Primo tempo: 1:0 per la tortrice del larice

Quasi 40 anni dopo la prima grande infestazione di larici in alta Engadina, quest’anno si registra nuovamente una pullulazione di bruchi della tortrice del larice. Le corone diventano di color marrone rossiccio e gli alberi hanno un aspetto malato. Non si tratta tuttavia di una catastrofe biologica, bensì di un’affascinante competizione ecologica.

A distanze regolari questa piccola falena si riproduce in modo esplosivo nelle valli interne lungo tutto l’arco alpino. I suoi bruchi divorano i larici con una tale voracità che all’inizio dell’estate interi boschi lungo i versanti si tingono di un marrone rossiccio, come si può osservare attualmente in Engadina e nel Vallese [Link MM VS, GR (nicht übersetzen)]. Dal momento che i larici germogliano nuovamente dopo la schiusa dei bruchi, durante la stessa estate le loro corone ritornano verdi e riescono in parte a compensare le perdite subite. Meno dell’1% degli alberi muore.

La competizione tra il larice (Larix decidua) e la tortrice del larice (Zeiraphera griseana) è uno dei più rinomati esempi del ciclico “su e giù” di una specie animale. Una nuova scheda pratica del WSL  (versione francese) descrive dettagliatamente gli avvenimenti: all’incirca ogni 9 anni, il numero di bruchi della tortrice del larice cresce di 30’000 volte nel giro di pochi anni. I bruchi si cibano dei fascetti di aghi che conseguentemente si seccano. Le pullulazioni sono limitate alle aree situate tra i 1700 e i 2000 metri sul livello del mare.

Ma poi arriva la svolta: l’enorme quantità di bruchi è un paradiso per gli icneumonidi parassitoidi, cioè le vespe che depongono le loro uova in altri insetti. Anche se ciò non può prevenire l’iniziale espansione, dopo alcuni anni causa una parassitizzazione estremamente alta dei bruchi e quindi un improvviso collasso delle popolazioni della tortrice del larice.

Mortalità dei bruchi del 99,98

Un’ulteriore interazione si verifica tra il larice e i bruchi. Anche se i larici germogliano nuovamente dopo che gli insetti hanno distrutto tutti gli aghi alla fine di giugno, nei due o tre anni successivi gli aghi primaverili compaiono più tardi e sono di qualità inferiore. Di conseguenza molti bruchi muoiono: alcuni perché fuoriescono dal bozzolo prima che gli aghi germoglino, altri a causa del nutrimento insufficiente. Fame, concorrenza e parassiti fanno schizzare la mortalità dei bruchi al 99,98%.

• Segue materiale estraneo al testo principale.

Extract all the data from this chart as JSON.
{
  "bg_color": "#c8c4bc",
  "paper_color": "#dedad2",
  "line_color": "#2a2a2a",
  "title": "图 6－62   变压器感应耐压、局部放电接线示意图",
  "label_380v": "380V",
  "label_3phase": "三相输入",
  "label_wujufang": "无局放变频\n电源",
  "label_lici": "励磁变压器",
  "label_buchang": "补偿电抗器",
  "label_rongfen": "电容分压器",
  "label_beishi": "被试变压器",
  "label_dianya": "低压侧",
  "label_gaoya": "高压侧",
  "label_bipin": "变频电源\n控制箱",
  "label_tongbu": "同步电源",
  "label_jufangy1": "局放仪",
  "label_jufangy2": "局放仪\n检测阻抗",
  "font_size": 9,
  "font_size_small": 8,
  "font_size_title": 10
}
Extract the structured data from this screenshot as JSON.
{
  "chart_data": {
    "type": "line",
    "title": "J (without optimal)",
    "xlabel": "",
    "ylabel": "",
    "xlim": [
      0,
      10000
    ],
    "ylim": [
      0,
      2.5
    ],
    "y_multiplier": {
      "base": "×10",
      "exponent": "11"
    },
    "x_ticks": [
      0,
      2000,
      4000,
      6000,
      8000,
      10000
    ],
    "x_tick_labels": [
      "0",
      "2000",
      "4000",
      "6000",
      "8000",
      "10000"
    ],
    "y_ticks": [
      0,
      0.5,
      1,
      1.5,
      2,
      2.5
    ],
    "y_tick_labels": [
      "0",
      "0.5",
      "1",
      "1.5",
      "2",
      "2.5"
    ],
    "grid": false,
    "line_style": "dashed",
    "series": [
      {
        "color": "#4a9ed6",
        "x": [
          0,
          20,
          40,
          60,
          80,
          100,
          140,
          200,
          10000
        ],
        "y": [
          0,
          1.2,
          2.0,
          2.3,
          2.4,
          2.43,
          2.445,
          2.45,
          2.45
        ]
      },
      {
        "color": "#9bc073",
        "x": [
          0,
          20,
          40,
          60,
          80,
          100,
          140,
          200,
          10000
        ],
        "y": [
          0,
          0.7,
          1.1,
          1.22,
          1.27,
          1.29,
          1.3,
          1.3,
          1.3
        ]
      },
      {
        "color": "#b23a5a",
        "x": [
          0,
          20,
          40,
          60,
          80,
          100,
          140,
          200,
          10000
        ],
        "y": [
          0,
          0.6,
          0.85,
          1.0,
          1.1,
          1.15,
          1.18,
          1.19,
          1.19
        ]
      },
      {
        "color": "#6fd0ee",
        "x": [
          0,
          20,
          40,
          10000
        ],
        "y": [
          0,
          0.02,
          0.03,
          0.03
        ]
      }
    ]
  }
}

Dai bruchi mal alimentati si formano farfalle che producono meno uova. Quando la qualità degli aghi si è di nuovo ristabilita e gli icneumonidi si sono decimati a causa della mancanza di bruchi ospiti, la popolazione della tortrice del larice si può di nuovo lentamente formare.

Negli anni della pullulazione i larici crescono meno, circostanza che si rispecchia nella larghezza degli anelli annuali nel tronco. Gli scienziati sono così riusciti a seguire queste migrazioni cicliche delle popolazione fino a 1200 anni fa. Negli ultimi tre cicli (1989, 1999, 2008) le quantità massime di bruchi sono rimaste nettamente inferiori ai valori precedenti. Anche se i motivi non sono chiari, si sospetta che ciò abbia una relazione con l’aumento delle temperature registrato negli ultimi decenni. La sincronizzazione tra il germogliamento degli aghi e la schiusa dei bruchi in primavera potrebbe essere peggiorata.

Dopo 36 anni, cioè quattro cicli da nove anni ciascuno, nei quali l’infestazione regolare non era praticamente visibile, oggi questo spettacolare fenomeno si ripresenta sia nel Vallese che in Engadina. Si tratta di un normale evento ecologico nella dinamica dei lariceti del quale non si avrà più traccia dopo il secondo germogliamento dei larici in agosto.